Contributions to risk management and mean-field type problems

Abstract

This thesis consists of four important topics about risk management and mean-field type problems.

For the first topic, we investigate the validity of diversification effect under extreme-value copulas, when the marginal risks of the portfolio are identically distributed, which can be any one having a finite endpoint or belonging to one of the three Maximum Domains of Attraction (MDA). We show that Value-at-Risk (V@R) under extreme-value copulas is asymptotically subadditive for marginal risks with finite mean, while asymptotically superadditive for risks with infinite mean.

For the second topic, we study the asymptotic sub/super-additivity of V@R under Archimedean copulas with regularly varying generator, where the marginal risks of the portfolio can be any one having a finite endpoint or belonging to one of the three MDAs. We show that V@R under Archimedean copulas is asymptotically subadditive for marginal risks with finite mean, while asymptotically superadditive if there is at least one risk with infinite mean. Our obtained results are universal and do not require the tail equivalence assumption as demanded in the existing literature.

For the third topic, we consider an energy system with $n$ consumers who are linked by a Demand Side Management (DSM) contract, i.e. they agreed to diminish, at random times, their aggregated power consumption by a predefined volume during a predefined duration. Their failure to deliver the service is penalized via the difference between the sum of the $n$ power consumptions and the contracted target. We are led to analyze a non-zero sum stochastic game with $n$ players, where the interaction takes place through a cost which involves a delay induced by the duration included in the DSM contract. When $n \to \infty$, we obtain a Mean-Field Game (MFG) with random jump time penalty and interaction on the control. We prove a stochastic maximum principle in this context, which allows to compare the MFG solution to the optimal strategy of a central planner. In a linear quadratic setting we obtain a semi-explicit solution through a system of decoupled forward-backward stochastic differential equations (BSDEs) with jumps, involving a Riccati BSDE with jumps. We show that it provides an approximate Nash equilibrium for the original $n$-player game for $n$ large. Finally, we propose a numerical algorithm to compute the MFG equilibrium and present several numerical experiments.

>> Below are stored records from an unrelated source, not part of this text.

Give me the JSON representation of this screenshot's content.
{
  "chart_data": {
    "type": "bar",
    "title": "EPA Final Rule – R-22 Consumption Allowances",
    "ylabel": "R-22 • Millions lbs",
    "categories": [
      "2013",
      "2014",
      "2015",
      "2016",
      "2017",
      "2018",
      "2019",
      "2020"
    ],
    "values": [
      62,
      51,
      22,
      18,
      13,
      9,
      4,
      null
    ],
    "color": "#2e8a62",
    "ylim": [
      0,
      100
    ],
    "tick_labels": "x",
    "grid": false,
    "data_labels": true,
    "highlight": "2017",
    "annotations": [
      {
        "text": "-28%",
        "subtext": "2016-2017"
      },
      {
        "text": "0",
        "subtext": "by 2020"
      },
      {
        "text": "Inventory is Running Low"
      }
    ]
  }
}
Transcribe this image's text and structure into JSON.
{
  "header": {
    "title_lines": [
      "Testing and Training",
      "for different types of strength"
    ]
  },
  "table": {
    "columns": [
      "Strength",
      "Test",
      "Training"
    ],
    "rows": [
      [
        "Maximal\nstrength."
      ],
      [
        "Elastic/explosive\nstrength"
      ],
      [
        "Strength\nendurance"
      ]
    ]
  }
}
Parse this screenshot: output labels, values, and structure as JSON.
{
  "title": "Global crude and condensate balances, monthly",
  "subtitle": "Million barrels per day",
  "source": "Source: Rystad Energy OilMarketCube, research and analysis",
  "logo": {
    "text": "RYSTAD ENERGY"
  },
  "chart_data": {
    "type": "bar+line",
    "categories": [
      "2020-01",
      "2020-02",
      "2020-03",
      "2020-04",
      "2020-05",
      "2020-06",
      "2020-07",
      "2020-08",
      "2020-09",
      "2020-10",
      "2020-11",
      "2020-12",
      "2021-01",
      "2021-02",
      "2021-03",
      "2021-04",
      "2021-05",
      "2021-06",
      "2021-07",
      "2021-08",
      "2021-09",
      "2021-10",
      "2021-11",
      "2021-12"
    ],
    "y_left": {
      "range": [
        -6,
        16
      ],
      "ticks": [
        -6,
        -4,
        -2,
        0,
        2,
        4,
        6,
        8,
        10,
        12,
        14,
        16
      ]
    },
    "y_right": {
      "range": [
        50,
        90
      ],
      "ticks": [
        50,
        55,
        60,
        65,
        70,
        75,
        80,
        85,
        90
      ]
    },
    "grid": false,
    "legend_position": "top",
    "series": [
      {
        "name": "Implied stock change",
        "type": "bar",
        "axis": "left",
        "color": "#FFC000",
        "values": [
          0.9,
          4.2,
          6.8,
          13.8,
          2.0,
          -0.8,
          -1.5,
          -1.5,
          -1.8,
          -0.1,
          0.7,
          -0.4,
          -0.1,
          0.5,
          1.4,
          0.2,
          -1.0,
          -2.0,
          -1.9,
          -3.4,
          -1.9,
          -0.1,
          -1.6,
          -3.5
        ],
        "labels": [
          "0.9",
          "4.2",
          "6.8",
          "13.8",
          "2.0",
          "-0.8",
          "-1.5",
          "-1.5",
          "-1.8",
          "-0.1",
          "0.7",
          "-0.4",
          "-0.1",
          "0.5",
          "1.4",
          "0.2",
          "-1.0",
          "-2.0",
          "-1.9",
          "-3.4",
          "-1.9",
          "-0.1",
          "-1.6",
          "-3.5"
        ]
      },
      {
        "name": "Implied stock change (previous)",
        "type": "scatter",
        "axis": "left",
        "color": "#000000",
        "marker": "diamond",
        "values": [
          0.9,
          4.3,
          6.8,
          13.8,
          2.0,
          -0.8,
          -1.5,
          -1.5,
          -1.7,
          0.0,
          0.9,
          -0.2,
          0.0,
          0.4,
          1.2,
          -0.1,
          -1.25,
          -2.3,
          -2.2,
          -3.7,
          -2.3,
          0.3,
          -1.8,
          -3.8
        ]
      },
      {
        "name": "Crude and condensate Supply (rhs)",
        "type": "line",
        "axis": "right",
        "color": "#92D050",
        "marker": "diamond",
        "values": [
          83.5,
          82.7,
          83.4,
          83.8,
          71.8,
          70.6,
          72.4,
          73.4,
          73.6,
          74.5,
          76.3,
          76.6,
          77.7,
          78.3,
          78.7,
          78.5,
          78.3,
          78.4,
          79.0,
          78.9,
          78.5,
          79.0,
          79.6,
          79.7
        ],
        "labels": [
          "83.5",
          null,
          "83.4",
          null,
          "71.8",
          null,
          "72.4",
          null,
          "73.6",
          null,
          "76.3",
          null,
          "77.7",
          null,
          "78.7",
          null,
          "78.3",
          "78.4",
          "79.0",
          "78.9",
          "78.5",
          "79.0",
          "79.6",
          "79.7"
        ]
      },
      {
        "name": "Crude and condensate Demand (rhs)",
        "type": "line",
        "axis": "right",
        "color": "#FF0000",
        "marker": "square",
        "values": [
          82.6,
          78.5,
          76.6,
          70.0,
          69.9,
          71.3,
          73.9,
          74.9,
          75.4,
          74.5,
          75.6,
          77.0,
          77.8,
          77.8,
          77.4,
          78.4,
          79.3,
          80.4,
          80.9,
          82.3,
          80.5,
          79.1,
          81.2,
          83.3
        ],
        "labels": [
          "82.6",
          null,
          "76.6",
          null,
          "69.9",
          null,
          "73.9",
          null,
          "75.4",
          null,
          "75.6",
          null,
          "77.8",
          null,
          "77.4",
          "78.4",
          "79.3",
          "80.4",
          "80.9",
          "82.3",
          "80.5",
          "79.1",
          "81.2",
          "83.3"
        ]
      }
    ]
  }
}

For the last topic, we study a class of mean-field reflected BSDEs with jumps, where the mean-field interaction in terms of the distribution of $Y$ (the first component of the solution) enters in both the driver and the lower obstacle. Under mild conditions on the coefficients, we prove the existence and uniqueness of such a class of equations. Furthermore, we also address the case of mean-field reflected BSDEs with the driver depending on the law of the whole solution and the obstacle independent of the solution.